Qu’est ce que l’euthanasie ?
En France, depuis 2005, les situations de fin de vie sont encadrées par la loi Leonetti. Cette dernière interdit l’acharnement thérapeutique, mais condamne l’euthanasie active.
L’euthanasie, du grec ancien « eu » (bon) et « thanatos » (mort), désigne l’acte médical consistant à provoquer intentionnellement la mort d’un patient afin de soulager ses souffrances physiques ou morales considérées comme insupportables, soit en agissant à cette fin, soit en s’abstenant d’agir.
On distingue communément à cet égard l’euthanasie active de l’euthanasie passive. L’euthanasie doit enfin être distinguée du « suicide médicalement assisté » qui consiste, pour le corps médical, à donner au patient les moyens de mettre lui-même fin à sa vie.
Une convention citoyenne pour quoi faire ?
Il existe différentes démarches de participation citoyenne, de plus en plus nombreuses et structurées au fil du développement de la démocratie participative (en France et partout dans le monde). En effet, les modèles participatifs se diversifient, selon des modèles et des méthodes variés. L’objectif, quant à lui, est d’associer les citoyens à la fabrique de l’action publique, ce qui peut aller de la simple consultation à l’intégration concrète des citoyens dans le processus de décision. Parmi cette multiplicité de manières de faire de la participation citoyenne, un type de dispositif séduit tout particulièrement les collectivités, à différentes échelles : la convention citoyenne.
Séminaire à Prague
Inédit en France lors de son introduction par la Convention Citoyenne pour le Climat (C.C.C), ce mécanisme se développe dans le monde, comme en Irlande, en Islande ou encore en Allemagne où plusieurs conventions citoyennes ont vu le jour sur le plan national, et 37 sur le plan local. Il a été repris pour synthétiser les débats qui traversent notre nation sur les conditions de la fin de vie.

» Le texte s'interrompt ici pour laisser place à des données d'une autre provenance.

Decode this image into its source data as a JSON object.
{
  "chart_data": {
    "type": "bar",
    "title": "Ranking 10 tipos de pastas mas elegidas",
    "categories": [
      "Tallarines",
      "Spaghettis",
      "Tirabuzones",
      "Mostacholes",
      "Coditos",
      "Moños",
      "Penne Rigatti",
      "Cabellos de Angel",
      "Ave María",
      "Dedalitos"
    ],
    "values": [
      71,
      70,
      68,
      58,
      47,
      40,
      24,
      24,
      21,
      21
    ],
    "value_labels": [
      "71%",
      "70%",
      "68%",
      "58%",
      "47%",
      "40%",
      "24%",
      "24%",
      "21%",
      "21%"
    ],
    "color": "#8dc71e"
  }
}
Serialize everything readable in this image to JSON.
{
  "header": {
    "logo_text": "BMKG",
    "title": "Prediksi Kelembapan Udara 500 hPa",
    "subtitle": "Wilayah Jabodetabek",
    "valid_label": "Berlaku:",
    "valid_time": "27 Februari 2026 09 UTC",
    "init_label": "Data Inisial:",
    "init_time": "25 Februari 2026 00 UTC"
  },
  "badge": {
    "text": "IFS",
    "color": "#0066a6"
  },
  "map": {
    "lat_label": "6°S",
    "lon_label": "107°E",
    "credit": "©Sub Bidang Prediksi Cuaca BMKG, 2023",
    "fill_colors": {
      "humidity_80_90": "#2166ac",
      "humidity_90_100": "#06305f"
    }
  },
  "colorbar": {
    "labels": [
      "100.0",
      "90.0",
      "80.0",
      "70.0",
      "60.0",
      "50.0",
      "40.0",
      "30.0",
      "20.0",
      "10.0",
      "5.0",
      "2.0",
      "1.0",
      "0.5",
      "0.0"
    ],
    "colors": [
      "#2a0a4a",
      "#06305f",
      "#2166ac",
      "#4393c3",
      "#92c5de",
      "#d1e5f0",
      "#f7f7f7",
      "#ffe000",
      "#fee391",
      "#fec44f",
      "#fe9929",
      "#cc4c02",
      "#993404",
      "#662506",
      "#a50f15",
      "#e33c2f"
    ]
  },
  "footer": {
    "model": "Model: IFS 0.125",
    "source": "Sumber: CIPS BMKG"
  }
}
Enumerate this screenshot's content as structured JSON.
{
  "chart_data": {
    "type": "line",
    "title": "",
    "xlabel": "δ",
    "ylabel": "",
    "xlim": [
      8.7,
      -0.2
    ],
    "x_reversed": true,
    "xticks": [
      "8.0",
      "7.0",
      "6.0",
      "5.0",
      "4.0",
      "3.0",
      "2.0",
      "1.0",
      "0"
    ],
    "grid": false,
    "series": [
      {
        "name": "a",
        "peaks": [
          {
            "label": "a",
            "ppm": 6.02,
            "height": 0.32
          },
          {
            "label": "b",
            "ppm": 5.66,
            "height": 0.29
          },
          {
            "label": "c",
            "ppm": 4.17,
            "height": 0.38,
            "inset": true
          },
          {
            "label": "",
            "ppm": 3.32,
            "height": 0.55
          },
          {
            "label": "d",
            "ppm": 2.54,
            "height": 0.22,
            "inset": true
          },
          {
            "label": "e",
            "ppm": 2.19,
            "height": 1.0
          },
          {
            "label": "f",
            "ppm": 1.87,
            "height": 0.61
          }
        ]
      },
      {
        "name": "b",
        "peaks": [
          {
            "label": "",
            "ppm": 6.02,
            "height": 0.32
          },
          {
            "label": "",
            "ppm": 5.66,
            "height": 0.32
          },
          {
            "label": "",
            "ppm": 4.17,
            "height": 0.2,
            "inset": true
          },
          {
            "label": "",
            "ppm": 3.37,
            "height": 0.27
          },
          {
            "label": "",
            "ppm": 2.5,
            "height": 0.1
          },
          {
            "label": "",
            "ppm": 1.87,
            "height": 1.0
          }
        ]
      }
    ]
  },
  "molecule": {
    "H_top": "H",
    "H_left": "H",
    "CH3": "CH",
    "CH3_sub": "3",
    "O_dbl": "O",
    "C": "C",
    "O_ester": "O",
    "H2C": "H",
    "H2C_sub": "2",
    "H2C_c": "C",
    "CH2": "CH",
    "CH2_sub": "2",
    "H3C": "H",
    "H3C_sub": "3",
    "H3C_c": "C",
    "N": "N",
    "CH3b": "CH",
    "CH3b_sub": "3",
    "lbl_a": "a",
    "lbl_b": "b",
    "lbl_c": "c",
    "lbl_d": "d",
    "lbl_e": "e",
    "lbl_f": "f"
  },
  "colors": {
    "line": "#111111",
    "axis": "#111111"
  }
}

« Il y a quelque chose qui ne marche pas bien aujourd’hui, on a surmédicalisé la vieillesse et un peu abandonné la vie. Quand on n’arrive plus à soigner, ben débrouille-toi ! (..) Et ça c’est dommage ! «
Frédéric Petit, député des Français d’Europe centrale et des Balkans
Les recommandations pour encadrer la fin de vie en France
Après des mois de débats, la Convention citoyenne sur la fin de vie a adopté ce dimanche 02 avril 2023 un rapport qui fait notamment état d’une position majoritaire en faveur d’une ouverture de l’euthanasie et du suicide assisté.
Mais ce long document ne se résume pas à ce volet et exprime une vaste série de recommandations sur l’amélioration du cadre de la fin de vie en France, ainsi qu’une inquiétude générale sur l’état du système de santé.
La Convention devait, à l’appel du gouvernement, répondre à deux questions précises : le cadre actuel de la fin de vie est-il adapté à toutes les situations ? Et faut-il l’améliorer ?
La réponse du rapport est claire : il faut améliorer ce cadre car, pour une majorité des participants, il n’est pas adapté aux différentes situations rencontrées par les personnes en fin de vie.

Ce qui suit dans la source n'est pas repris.